Published on

[Dev Log] Scrapping 4 Months of Code: The Failure of Photon Fusion

Authors
  • Name
    Logan Kim
    Twitter

Cost, Control, and the Limits of Solo Development

With the pride of a 15-year server architect on the line, I designed this game’s infrastructure to be serviced on a GCP (Google Cloud Platform) Kubernetes environment. Factoring in load balancing and auto-scaling, it was a logically flawless, smart configuration.

However, as soon as I deployed that heavy Advanced KCC module I mentioned in the previous post onto the dedicated server and began stress testing, ominous logs started appearing on my monitor.

1. Screaming CPUs and Brutal Calculations

My local development server is a 13th-gen i5 machine. As I incrementally increased the simulated concurrent users to apply load, the local server's coolers started screaming. I immediately sensed this was more than just a lack of optimization.

To get objective metrics, I cross-validated the issue with AI (Gemini, GPT, Claude). The results were brutal. Based on a GCP Kubernetes medium node (4 vCPUs), the math showed that sustaining 200 concurrent users while maintaining these heavy physics calculations and network synchronization was next to impossible.

2. The Uncontrollable Tick Rate

A virtue of an engineer is knowing how to quickly admit when something doesn't work.

Digging into the root cause, the core issue lay in how Photon Fusion handled tick rates. I had set the network synchronization cycle to 30(Client) / 60(Server) / 30(Client). This meant the client sent data 30 times a second, but the server processed it with a precision of 60 times a second. Lowering this server tick immediately caused fatal jittering, making the characters stutter across the screen.

The foundation of MMORPG architecture is dynamic resource allocation. To protect server CPUs, you must lower the tick rate in crowded towns or peaceful scenes, and increase it during combat where precise hit registration is required.

So, I started refactoring to dynamically adjust the tick rate per scene. But no matter what I did, it wouldn't adjust. The AIs just spat out hallucinated garbage, combining APIs that didn't even exist. After countless decompilations and trial-and-error, the truth I faced was devastating: "Photon Fusion cannot dynamically change its tick rate at runtime after the server has started."

3. Meaningless Struggles

It pained me to lose the 4 months of code and time I had invested in Photon Fusion. I wanted to salvage it somehow.

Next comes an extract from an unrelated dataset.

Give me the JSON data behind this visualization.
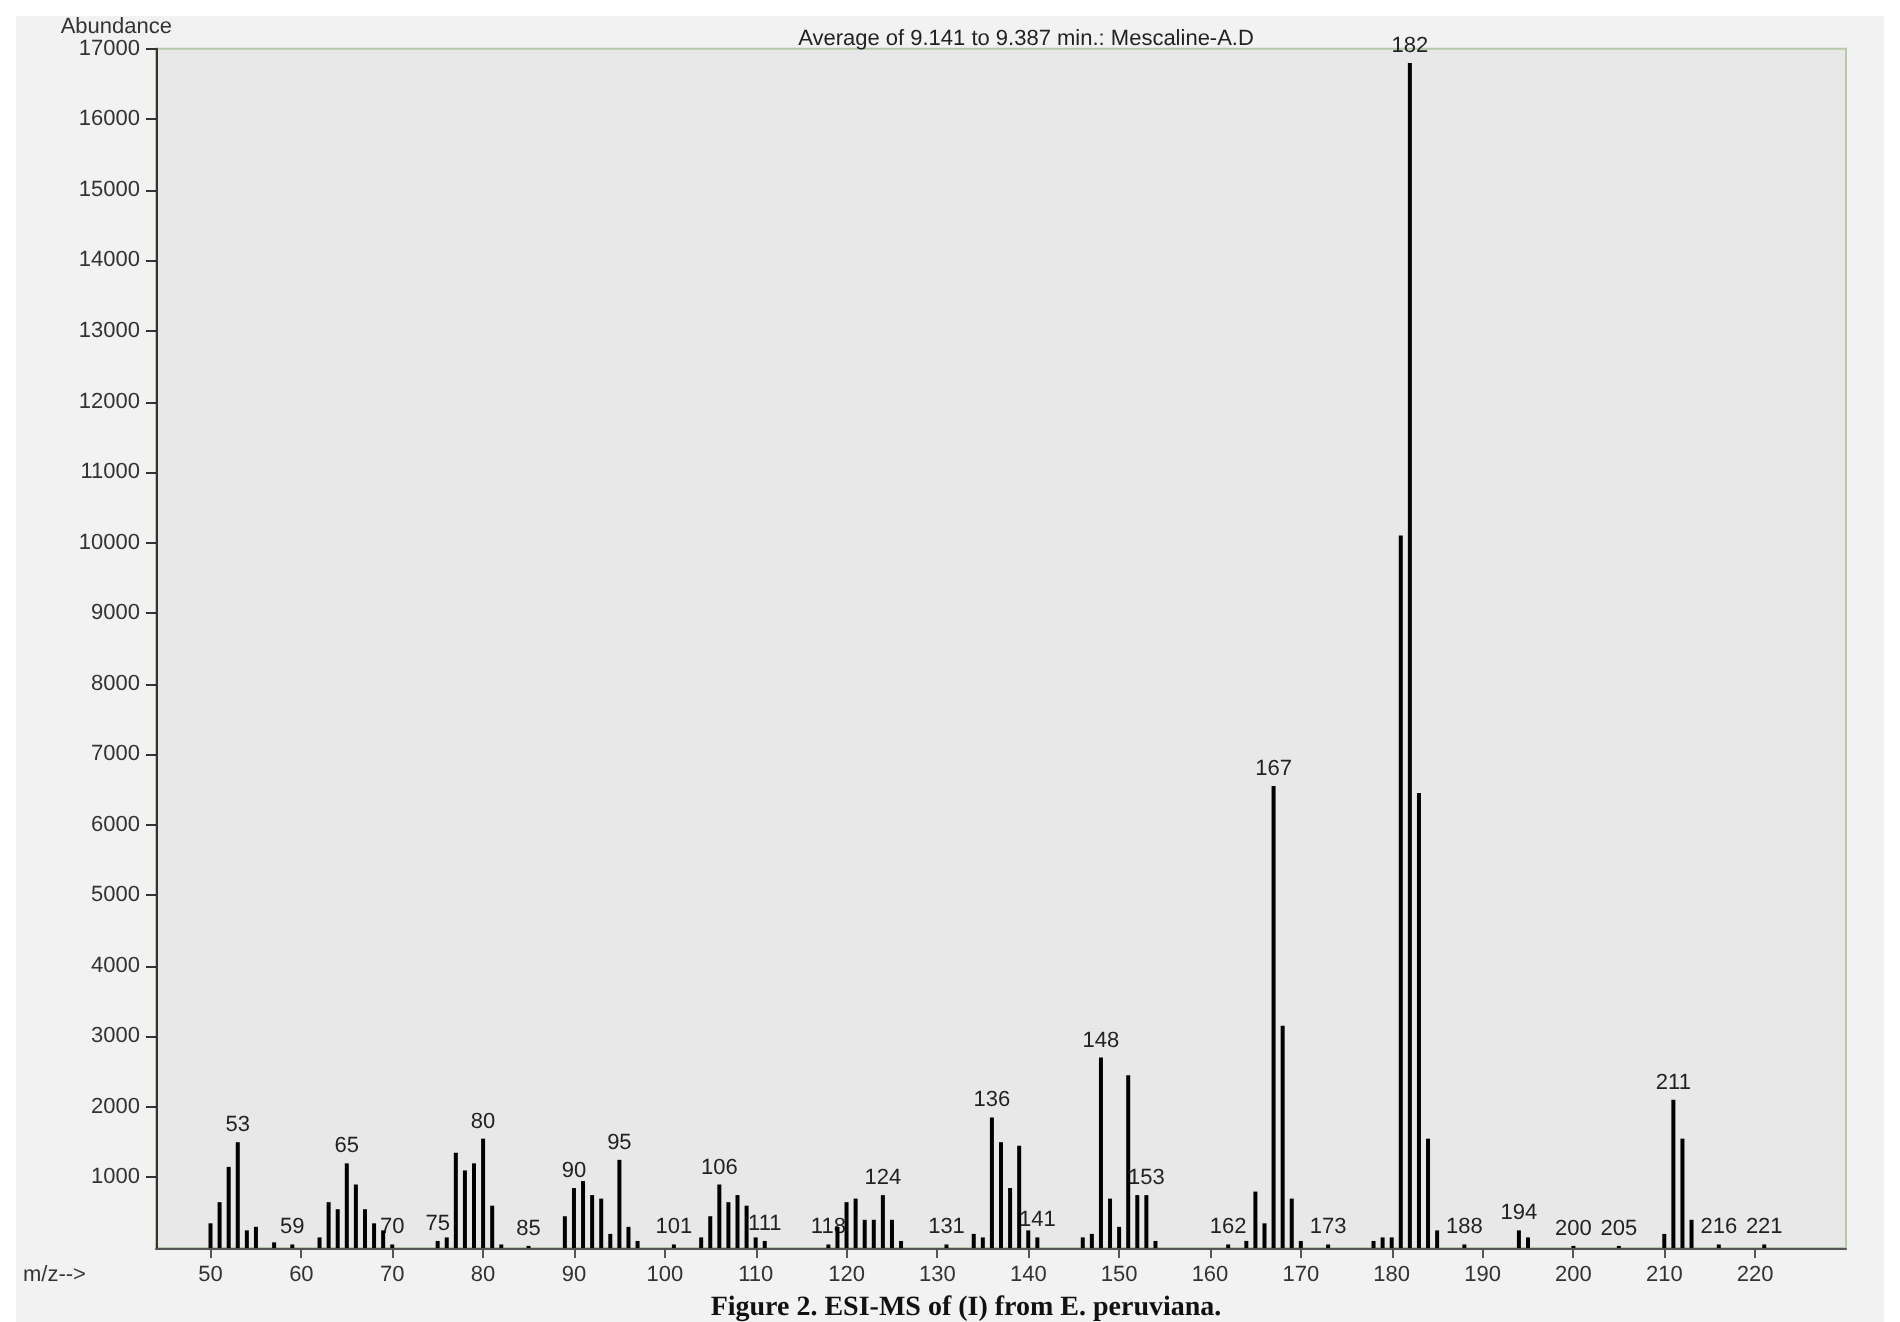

If I couldn't touch the server's tick, I tried forcefully reducing the rate at which the client sent packets to the server. But structurally, this was a pointless endeavor.

The server engine was still spinning at 60Hz relentlessly, waiting for data and calculating. In a situation where a town is packed with users and the broadcasting load increases exponentially, forcefully manipulating the client's send rate merely added dirty exception-handling code to Unity's Update() loop. My attempt to defend the server CPU was a complete failure.

4. The Decision to Scrap Everything: 4 Realistic Grounds

Ultimately, I decided to scrap all the network code I had written over 4 months while filling the voids in the official documentation. The sunk cost was massive, but it was a diseased limb that had to be amputated if I was going to 'complete' and 'sustain' this project.

The reasoning was as follows:

  1. Financial Unsustainability (Opex Limit): The revenue structure of an indie MMORPG is obvious. I can't charge a monthly subscription fee like Final Fantasy or WoW. I have to maintain servers solely on initial package sales revenue. If I have to pay expensive GCP infrastructure costs on top of Fusion's SaaS fees, it is a structurally impossible setup to turn a profit.

  2. Clash of BM Philosophy: I did not want to induce gacha (loot boxes) or predatory microtransactions just to earn server maintenance fees. It goes against my engineering philosophy, and honestly, modern gamers won't even look at an indie game that does that.

  3. Vendor Lock-in: Letting the fate of my project become dependent on a third-party cloud SaaS where I cannot control the costs is an unacceptable risk for an architect.

  4. Accumulation of Technical Debt: Unfriendly documentation and a black-boxed framework will inevitably return as fatal technical debt when trying to maintain a long-term live service.

Full Circle

I threw four months into the void. It was a time that made me realize, down to my bones, why you rarely see "Solo-Developed MMORPGs" in the market.

But I have absolutely zero intention of giving up. If the system doesn't fit me, there is only one option left. Design an architecture from scratch that fits my tastes and my wallet.

Back to a blank slate. The next goal has become crystal clear.